There’s risk written across each second. From a landing, the pale boy slides past both Lana and Touma—silent, sliding closer to the puzzle’s center. Should Touma just trust his instinct or pull a dark card of his own?

Traps waken in corridors. Down one hall, Jinaya bends water into fog, walks unseen, passing a trio fighting with flares of blue kinetic light. Shouts echo off cold stone. Each candidate wants one thing. By dawn, either a room will be won for study, or they fade out as a footnote—if they’re that lucky. how far would you bluff when stakes like this are in play?
Midway through the trial, alliances fracture. Touma and Lana start to help each other—he reshapes Mirror to trap outsiders while she lights up enemy tokens. “You think we can break through as a pair?” she whispers, dare flashing in her eyes. Touma nods, sweat running alien over his brow; trust is risk, but that’s what stands between him and hope.
Cameras shoot from the ceiling corners, every angle tracked by the teachers. “One boy, two mirrors,” sighs the Maestra. “He can win, if luck holds.” Now shadows start hunting near the garden steps; all cards look different at night.

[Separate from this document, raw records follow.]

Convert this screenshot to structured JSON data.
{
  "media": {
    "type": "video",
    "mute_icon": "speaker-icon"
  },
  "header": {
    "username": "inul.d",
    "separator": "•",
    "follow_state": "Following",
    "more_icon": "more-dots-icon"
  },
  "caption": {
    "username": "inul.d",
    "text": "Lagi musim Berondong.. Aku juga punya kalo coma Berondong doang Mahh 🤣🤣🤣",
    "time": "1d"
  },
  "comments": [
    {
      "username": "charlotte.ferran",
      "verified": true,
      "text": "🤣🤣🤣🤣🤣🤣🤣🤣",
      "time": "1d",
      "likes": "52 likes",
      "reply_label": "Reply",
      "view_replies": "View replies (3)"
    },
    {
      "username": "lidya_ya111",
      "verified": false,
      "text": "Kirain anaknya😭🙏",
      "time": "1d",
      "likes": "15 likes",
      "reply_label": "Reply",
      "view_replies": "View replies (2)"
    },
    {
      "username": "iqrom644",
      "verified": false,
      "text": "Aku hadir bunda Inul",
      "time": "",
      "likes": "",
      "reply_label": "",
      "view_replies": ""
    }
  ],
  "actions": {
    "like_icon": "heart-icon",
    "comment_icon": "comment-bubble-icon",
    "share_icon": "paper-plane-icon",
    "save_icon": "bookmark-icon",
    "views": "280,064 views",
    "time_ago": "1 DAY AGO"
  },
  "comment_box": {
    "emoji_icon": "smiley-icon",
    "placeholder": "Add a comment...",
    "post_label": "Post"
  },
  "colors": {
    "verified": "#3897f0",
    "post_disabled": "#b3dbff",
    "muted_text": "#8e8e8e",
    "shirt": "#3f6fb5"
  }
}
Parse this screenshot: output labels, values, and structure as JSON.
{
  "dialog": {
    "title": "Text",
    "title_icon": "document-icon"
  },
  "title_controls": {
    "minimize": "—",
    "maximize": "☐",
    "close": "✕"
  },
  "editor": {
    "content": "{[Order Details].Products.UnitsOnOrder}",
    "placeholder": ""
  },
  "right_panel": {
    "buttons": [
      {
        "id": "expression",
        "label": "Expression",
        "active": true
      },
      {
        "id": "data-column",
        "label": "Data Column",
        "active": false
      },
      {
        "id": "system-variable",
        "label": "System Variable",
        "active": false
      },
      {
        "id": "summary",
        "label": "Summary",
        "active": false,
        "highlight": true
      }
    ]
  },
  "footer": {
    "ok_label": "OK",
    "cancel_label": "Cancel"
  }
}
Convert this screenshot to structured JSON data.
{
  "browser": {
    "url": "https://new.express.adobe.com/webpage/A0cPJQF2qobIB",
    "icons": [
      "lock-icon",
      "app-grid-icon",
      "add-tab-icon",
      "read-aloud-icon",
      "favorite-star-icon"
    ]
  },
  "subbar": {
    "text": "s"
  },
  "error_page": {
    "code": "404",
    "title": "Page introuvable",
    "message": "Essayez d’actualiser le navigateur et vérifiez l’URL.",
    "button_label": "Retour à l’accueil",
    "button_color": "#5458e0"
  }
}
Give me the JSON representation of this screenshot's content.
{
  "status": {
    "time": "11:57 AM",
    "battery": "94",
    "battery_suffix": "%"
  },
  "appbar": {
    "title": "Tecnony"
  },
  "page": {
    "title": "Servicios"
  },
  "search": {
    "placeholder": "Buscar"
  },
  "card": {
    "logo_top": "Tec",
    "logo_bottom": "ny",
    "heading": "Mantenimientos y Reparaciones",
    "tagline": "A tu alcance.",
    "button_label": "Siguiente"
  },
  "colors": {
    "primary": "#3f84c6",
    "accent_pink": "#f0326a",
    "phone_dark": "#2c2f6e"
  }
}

The test rages to dawn. In the glass arboretum, the pale boy blocks Lana and Touma with a double: Void and Chain. He hasn’t spoken once, but shows perfect command. Through new partnerships and new suspicion, what’s really hidden? Touma has only one card left, and the sun’s starting to bleed across stained panes. Even now, his dream balances on a hairpin: win here, enroll, save the family. Lose, take the tiny shuttle home.
Cliffhanger. The bell rings, but two locks remain. Someone’s played a card Touma isn’t ready for—the Night Mask. Dana, now revealed as Maestra Estuvié’s child, grins from the dusk. “One move left. Choose wrong, and only I step through.” Before Touma can answer, the lights go out, glass rain hissing down.

Did your hands start to sweat? Which card would you have played?